On an oddly mild winter day in Ann Arbor, Michigan, Judith Arnold (MPP ‘83) stood beside the podium at the front of Paula Lantz’s Ford School course on social disparities in health. There, the school presented Arnold with the Neil Staebler Award for Distinguished Alumni Service. Then students settled in to learn about Arnold’s work as director of the Division of Eligibility and Marketplace Integration for the New York State Health Department.
While Arnold’s job title sounds abstruse, her work is as real and important as it gets. New York runs one of the nation’s largest and most successful healthcare marketplaces--New York State of Health--and Arnold played a pivotal role in designing and implementing it.
Unlike many other state exchanges, New York State of Health is fully integrated, allowing residents to use a single form to access a range of coverage programs including Medicaid, the Children’s Health Insurance Program (CHIP), the Essential Plan (which provides coverage for as little as $20 a month), and Qualified Health Plans, with or without tax credits.
The form itself is cumbersome, admits Arnold. For a family with complex circumstances, it can take 30 to 45 minutes to complete (the state provides phone and in-person assistance for anyone with questions). But with the old paper system, says Arnold, forms took 30 to 45 days to process; with the new online system, when applicants submit data that agrees (within 10 percent) with federal and state records, they can get an eligibility determination and enrollment at the end of the session.
Most notably, the system is fully integrated--something few other state exchanges have managed to accomplish. With a single application, New York households can apply for Medicaid for an expecting mom, CHIP for her children, and tax credits for her partner.
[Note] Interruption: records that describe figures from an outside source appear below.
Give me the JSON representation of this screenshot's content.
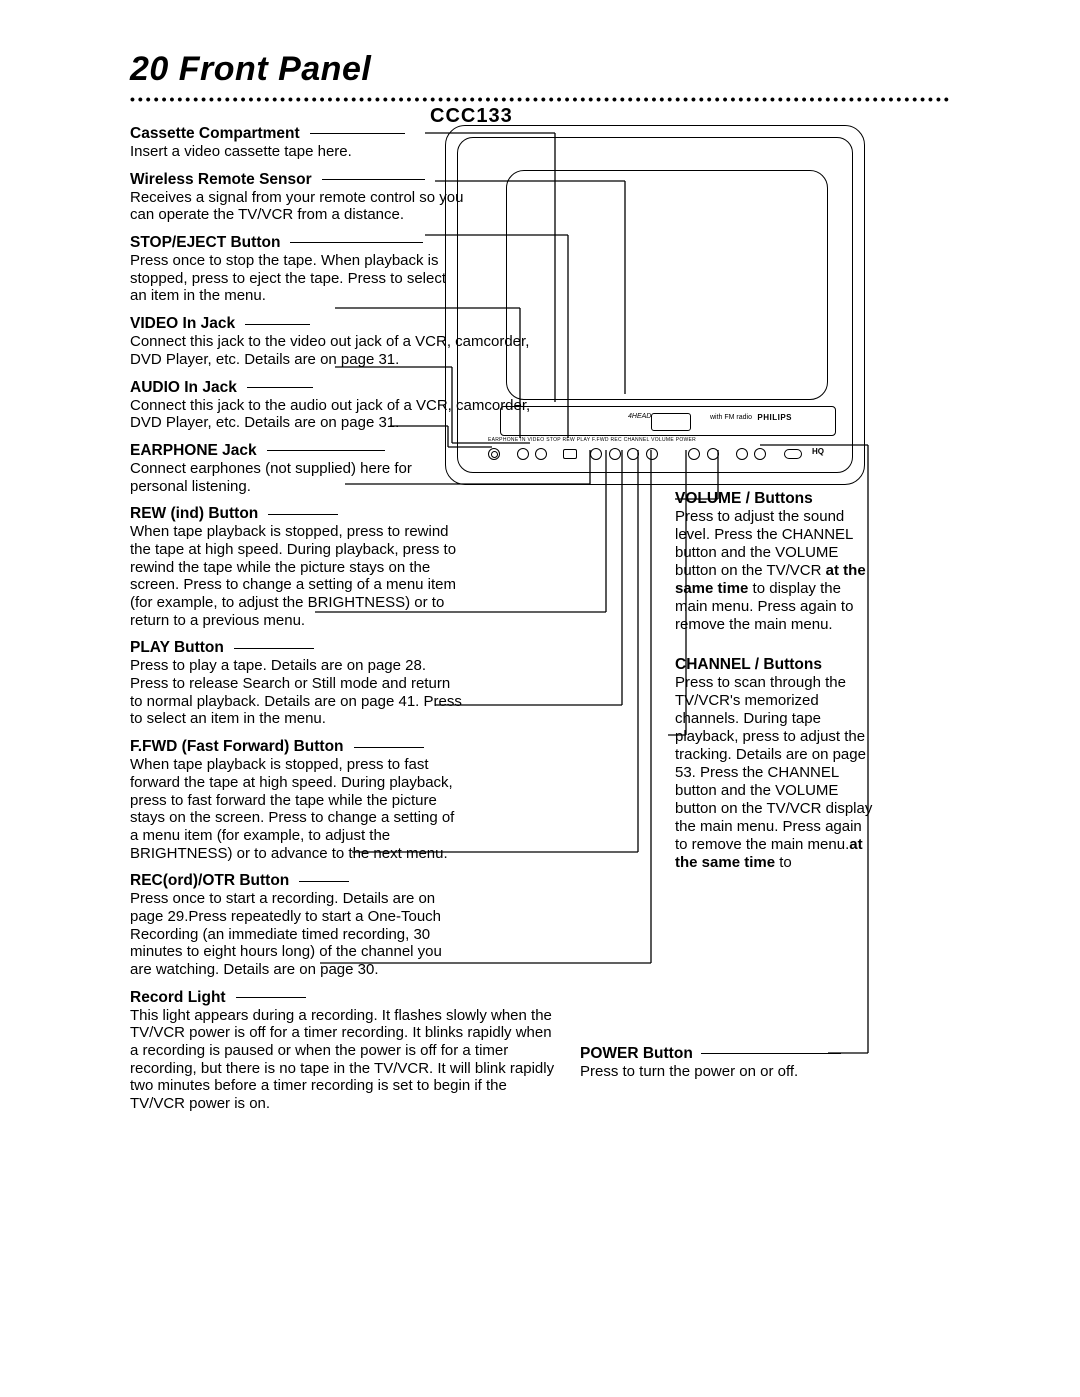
{
  "page": {
    "number": "20",
    "title": "Front Panel",
    "model": "CCC133"
  },
  "left": [
    {
      "id": "cassette",
      "heading": "Cassette Compartment",
      "ruleWidth": 95,
      "body": "Insert a video cassette tape here."
    },
    {
      "id": "sensor",
      "heading": "Wireless Remote Sensor",
      "ruleWidth": 103,
      "body": "Receives a signal from your remote control so you can operate the TV/VCR from a distance."
    },
    {
      "id": "stop",
      "heading": "STOP/EJECT Button",
      "ruleWidth": 133,
      "body": "Press once to stop the tape. When playback is stopped, press to eject the tape. Press to select an item in the menu."
    },
    {
      "id": "video",
      "heading": "VIDEO In Jack",
      "ruleWidth": 65,
      "wide": true,
      "body": "Connect this jack to the video out jack of a VCR, camcorder, DVD Player, etc. Details are on page 31."
    },
    {
      "id": "audio",
      "heading": "AUDIO In Jack",
      "ruleWidth": 66,
      "wide": true,
      "body": "Connect this jack to the audio out jack of a VCR, camcorder, DVD Player, etc. Details are on page 31."
    },
    {
      "id": "earphone",
      "heading": "EARPHONE Jack",
      "ruleWidth": 118,
      "body": "Connect earphones (not supplied) here for personal listening."
    },
    {
      "id": "rew",
      "heading": "REW (ind) Button",
      "ruleWidth": 70,
      "body": "When tape playback is stopped, press to rewind the tape at high speed.  During playback, press to rewind the tape while the picture stays on the screen. Press to change a setting of a menu item (for example, to adjust the BRIGHTNESS) or to return to a previous menu."
    },
    {
      "id": "play",
      "heading": "PLAY Button",
      "ruleWidth": 80,
      "body": "Press to play a tape. Details are on page 28. Press to release Search or Still mode and return to normal playback. Details are on page 41. Press to select an item in the menu."
    },
    {
      "id": "ffwd",
      "heading": "F.FWD (Fast Forward)  Button",
      "ruleWidth": 70,
      "body": "When tape playback is stopped, press to fast forward the tape at high speed. During playback, press to fast forward the tape while the picture stays on the screen. Press to change a setting of a menu item (for example, to adjust the BRIGHTNESS) or to advance to the next menu."
    },
    {
      "id": "rec",
      "heading": "REC(ord)/OTR Button",
      "ruleWidth": 50,
      "body": "Press once to start a recording. Details are on page 29.Press repeatedly to start a One-Touch Recording (an immediate timed recording, 30 minutes to eight hours long) of the channel you are watching. Details are on page 30."
    },
    {
      "id": "reclight",
      "heading": "Record Light",
      "ruleWidth": 70,
      "wide": true,
      "body": "This light appears during a recording. It flashes slowly when the TV/VCR power is off for a timer recording. It blinks rapidly when a recording is paused or when the power is off for a timer recording, but there is no tape in the TV/VCR. It will blink rapidly two minutes before a timer recording is set to begin if the TV/VCR power is on."
    }
  ],
  "right": [
    {
      "id": "volume",
      "heading": "VOLUME    /   Buttons",
      "body_parts": [
        "Press to adjust the sound level.",
        "Press the CHANNEL     button and the VOLUME     button on the TV/VCR ",
        "display the main menu. Press again to remove the main menu."
      ],
      "bold_mid": "at the same time",
      "bold_tail": " to"
    },
    {
      "id": "channel",
      "heading": "CHANNEL    /   Buttons",
      "body_parts": [
        "Press to scan through the TV/VCR's memorized channels. During tape playback, press to adjust the tracking. Details are on page 53. Press the CHANNEL     button and the VOLUME     button on the TV/VCR ",
        "display the main menu. Press again to remove the main menu."
      ],
      "bold_mid": "at the same time",
      "bold_tail": " to"
    }
  ],
  "power": {
    "heading": "POWER Button",
    "body": "Press to turn the power on or off."
  },
  "tv": {
    "brand": "PHILIPS",
    "fm": "with FM radio",
    "fourhead": "4HEAD",
    "hq": "HQ",
    "row_labels": "EARPHONE   IN VIDEO  STOP   REW    PLAY    F.FWD   REC           CHANNEL    VOLUME   POWER"
  },
  "colors": {
    "text": "#000000",
    "background": "#ffffff"
  },
  "fontsizes": {
    "title": 34,
    "model": 20,
    "heading": 15.5,
    "body": 15
  }
}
And when it comes time to renew coverage the following year, many New Yorkers find that their renewal is automatic, dramatically improving continuity of care.
When Arnold joined the Health Department, 17 percent of New Yorkers were uninsured. By 2013, before implementation of the Affordable Care Act, the state was down to 10 percent. Today, thanks to New York State of Health and other initiatives--many of which Arnold played a pivotal role in developing and implementing--only 4.7 percent of New Yorkers are uninsured, and only 2 percent of the state’s children.
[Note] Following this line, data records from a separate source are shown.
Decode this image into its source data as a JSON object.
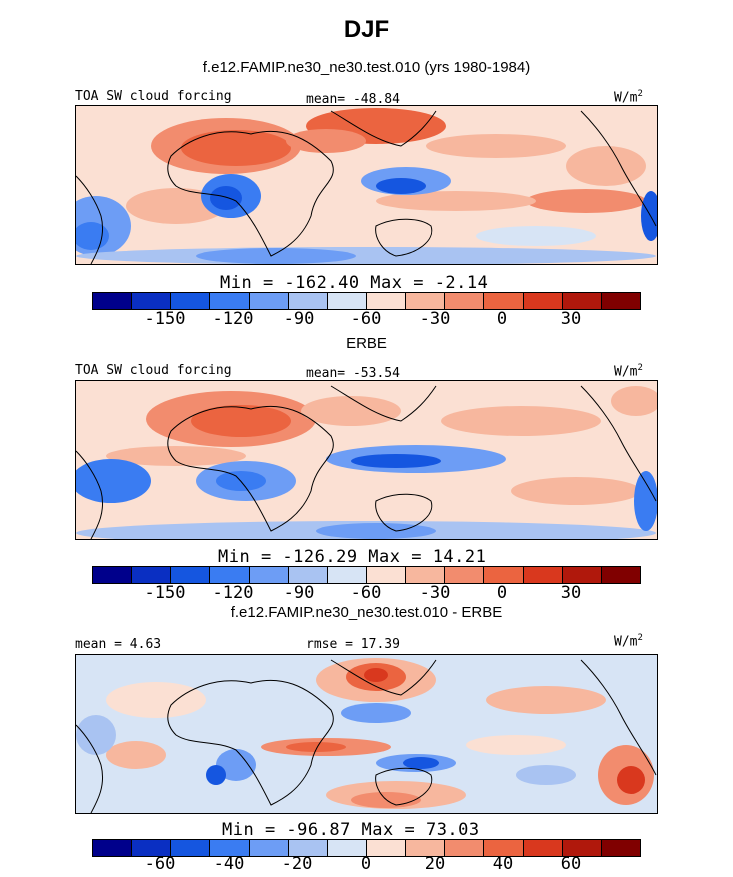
{
  "title": "DJF",
  "colors": [
    "#00008b",
    "#0a2fc2",
    "#1556e0",
    "#3a7cf2",
    "#6d9df5",
    "#a9c3f2",
    "#d7e4f5",
    "#fbe0d3",
    "#f7b79e",
    "#f28c6e",
    "#eb6440",
    "#d9381e",
    "#b0180c",
    "#800000"
  ],
  "panels": [
    {
      "id": "model",
      "subtitle": "f.e12.FAMIP.ne30_ne30.test.010 (yrs 1980-1984)",
      "left_label": "TOA SW cloud forcing",
      "center_label": "mean= -48.84",
      "unit": "W/m",
      "unit_sup": "2",
      "stats": "Min = -162.40 Max = -2.14",
      "ticks": [
        "-150",
        "-120",
        "-90",
        "-60",
        "-30",
        "0",
        "30"
      ]
    },
    {
      "id": "obs",
      "subtitle": "ERBE",
      "left_label": "TOA SW cloud forcing",
      "center_label": "mean= -53.54",
      "unit": "W/m",
      "unit_sup": "2",
      "stats": "Min = -126.29 Max = 14.21",
      "ticks": [
        "-150",
        "-120",
        "-90",
        "-60",
        "-30",
        "0",
        "30"
      ]
    },
    {
      "id": "diff",
      "subtitle": "f.e12.FAMIP.ne30_ne30.test.010 - ERBE",
      "left_label": "mean = 4.63",
      "center_label": "rmse = 17.39",
      "unit": "W/m",
      "unit_sup": "2",
      "stats": "Min = -96.87 Max = 73.03",
      "ticks": [
        "-60",
        "-40",
        "-20",
        "0",
        "20",
        "40",
        "60"
      ]
    }
  ],
  "chart_data": [
    {
      "type": "heatmap",
      "title": "f.e12.FAMIP.ne30_ne30.test.010 (yrs 1980-1984)",
      "variable": "TOA SW cloud forcing",
      "units": "W/m2",
      "mean": -48.84,
      "min": -162.4,
      "max": -2.14,
      "colorbar_levels": [
        -165,
        -150,
        -135,
        -120,
        -105,
        -90,
        -75,
        -60,
        -45,
        -30,
        -15,
        0,
        15,
        30,
        45
      ],
      "colorbar_ticks": [
        -150,
        -120,
        -90,
        -60,
        -30,
        0,
        30
      ]
    },
    {
      "type": "heatmap",
      "title": "ERBE",
      "variable": "TOA SW cloud forcing",
      "units": "W/m2",
      "mean": -53.54,
      "min": -126.29,
      "max": 14.21,
      "colorbar_levels": [
        -165,
        -150,
        -135,
        -120,
        -105,
        -90,
        -75,
        -60,
        -45,
        -30,
        -15,
        0,
        15,
        30,
        45
      ],
      "colorbar_ticks": [
        -150,
        -120,
        -90,
        -60,
        -30,
        0,
        30
      ]
    },
    {
      "type": "heatmap",
      "title": "f.e12.FAMIP.ne30_ne30.test.010 - ERBE",
      "units": "W/m2",
      "mean": 4.63,
      "rmse": 17.39,
      "min": -96.87,
      "max": 73.03,
      "colorbar_levels": [
        -70,
        -60,
        -50,
        -40,
        -30,
        -20,
        -10,
        0,
        10,
        20,
        30,
        40,
        50,
        60,
        70
      ],
      "colorbar_ticks": [
        -60,
        -40,
        -20,
        0,
        20,
        40,
        60
      ]
    }
  ]
}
Today, the New York State Health Department is a national leader in healthcare coverage. For over a decade, says Arnold, the state’s leaders have viewed Medicaid as an insurance program, rather than a government handout, recognizing that coverage is good for families and the economy alike.
“All I ever wanted when I was sitting where you are was a career in public service and an opportunity to do my part to make the world a better place,” Arnold told the Ford School students gathered in Lantz’s class.
For Arnold, service meant shaping health policy, particularly for the most vulnerable members of society, a goal she was committed to from the very start of her graduate studies. While Arnold says she had hoped that by now, the United States would “join every other industrialized nation in guaranteeing access to healthcare for all,” she says she’s proud of the role she has been able to play “to move the country incrementally toward universal coverage.”